The provisions of Clause 160 in section 9 of the Bill, which restrict religious conversion, could be invoked against a wide range of legitimate expressions of religion or belief, including the charitable activities of religious groups, or merely speaking about one’s faith, which risk being portrayed as attempts to convert others. Similar anti-conversion laws in force in neighboring Burma and in six Indian states have been misused to foster social intolerance and violence towards peaceful religious activities, and to falsely accuse religious minorities - especially Muslims and Christians - of forcefully converting others.
On 10 August, Lokmani Dhakal MP of the Janjagaran party of Nepal, requested the removal of the sections criminalising religious conversion and said: “It seems very clear to me that this country when preparing the civil code has forgotten it is a signatory to international treaties that protect the freedom of religion and human rights… please don’t let it be possible for the world to say of Nepal that we are the kind of nation that on the one hand signs international treaties but when making internal laws and in implementing them, does something else.”

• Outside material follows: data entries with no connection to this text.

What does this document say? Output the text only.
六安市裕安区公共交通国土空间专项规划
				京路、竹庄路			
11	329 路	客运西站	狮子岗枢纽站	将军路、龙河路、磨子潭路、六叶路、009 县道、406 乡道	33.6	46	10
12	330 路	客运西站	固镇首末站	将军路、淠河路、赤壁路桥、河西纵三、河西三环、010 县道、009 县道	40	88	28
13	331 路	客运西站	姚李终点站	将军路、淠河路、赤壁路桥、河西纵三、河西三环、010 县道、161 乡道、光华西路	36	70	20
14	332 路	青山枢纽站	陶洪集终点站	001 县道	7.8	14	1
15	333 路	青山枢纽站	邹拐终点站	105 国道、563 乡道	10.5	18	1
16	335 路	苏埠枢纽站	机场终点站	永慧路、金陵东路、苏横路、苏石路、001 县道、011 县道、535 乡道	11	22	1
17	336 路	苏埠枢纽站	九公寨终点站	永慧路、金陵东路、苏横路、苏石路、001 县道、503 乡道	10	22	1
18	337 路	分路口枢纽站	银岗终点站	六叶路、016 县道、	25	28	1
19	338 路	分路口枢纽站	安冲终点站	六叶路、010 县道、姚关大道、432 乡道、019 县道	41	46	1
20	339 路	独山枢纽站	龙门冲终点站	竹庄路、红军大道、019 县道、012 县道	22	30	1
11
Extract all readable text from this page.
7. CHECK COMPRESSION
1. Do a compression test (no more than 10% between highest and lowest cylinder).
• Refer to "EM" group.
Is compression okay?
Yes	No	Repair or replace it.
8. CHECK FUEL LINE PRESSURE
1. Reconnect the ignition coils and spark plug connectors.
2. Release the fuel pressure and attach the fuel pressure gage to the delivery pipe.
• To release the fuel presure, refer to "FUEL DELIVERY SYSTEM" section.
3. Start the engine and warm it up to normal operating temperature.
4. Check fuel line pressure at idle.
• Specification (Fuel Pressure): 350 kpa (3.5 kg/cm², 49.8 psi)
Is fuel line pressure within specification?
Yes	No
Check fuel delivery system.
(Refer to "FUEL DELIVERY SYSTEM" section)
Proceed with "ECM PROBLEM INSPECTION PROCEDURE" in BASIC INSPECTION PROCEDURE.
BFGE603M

Kiri Kankhwende added: “CSW stands with human rights defenders in Nepal in calling for these clauses to be removed from the Bill as they are incompatible with Nepal’s commitment to uphold the rights of freedom of religion or belief and freedom of expression, as a signatory of the International Covenant on Civil and Political Rights.”
Notes to Editors:
1. Clause 158 of section 9 of the ‘Bill designed to amend and integrate prevalent laws relating to Criminal Offense’ states that:
1. Nobody should hurt the religious sentiment of any caste, ethnic community or class by writing, through voice/talk or by a shape or symbol or in any other such manner.
2. Anyone committing the offense as per sub-clause (1) shall face up to two years of imprisonment and a fine of up to twenty thousand rupees.
2. Clause
160 of section 9 of the ‘Bill
designed to amend and integrate prevalent laws relating to Criminal Offense’ states
that:
1. Nobody should convert the religion of another person or indulge in such act or encourage such an act.
2. Nobody should indulge in any act or conduct so as to undermine the religion, faith or belief that any caste, ethnic group or community has been observing since sanatan [eternal] times or to jeopardize it with or without any incitement to convert to any other religion, or preach such religion or faith with any such intention.
3. Anyone committing the offense as per sub-clause (1) and (2) shall face up to five years of imprisonment and fine of up to fifty thousand rupees.
4. If a foreigner is found to have committed the crime as per sub-clause (1) and (2), he/she will have to be sent out of Nepal within seven days of completion of the sentence as per this clause.
3. Article 26 (3) of Nepal’s constitution which was promulgated in September 2015, which was used in the Charikot incident also curtails religious conversion. The clause states: No person shall, in the exercise of the right conferred by this article…convert another person from one religion to another or any act or conduct that may jeopardize other’s religion and such act shall be punishable by law.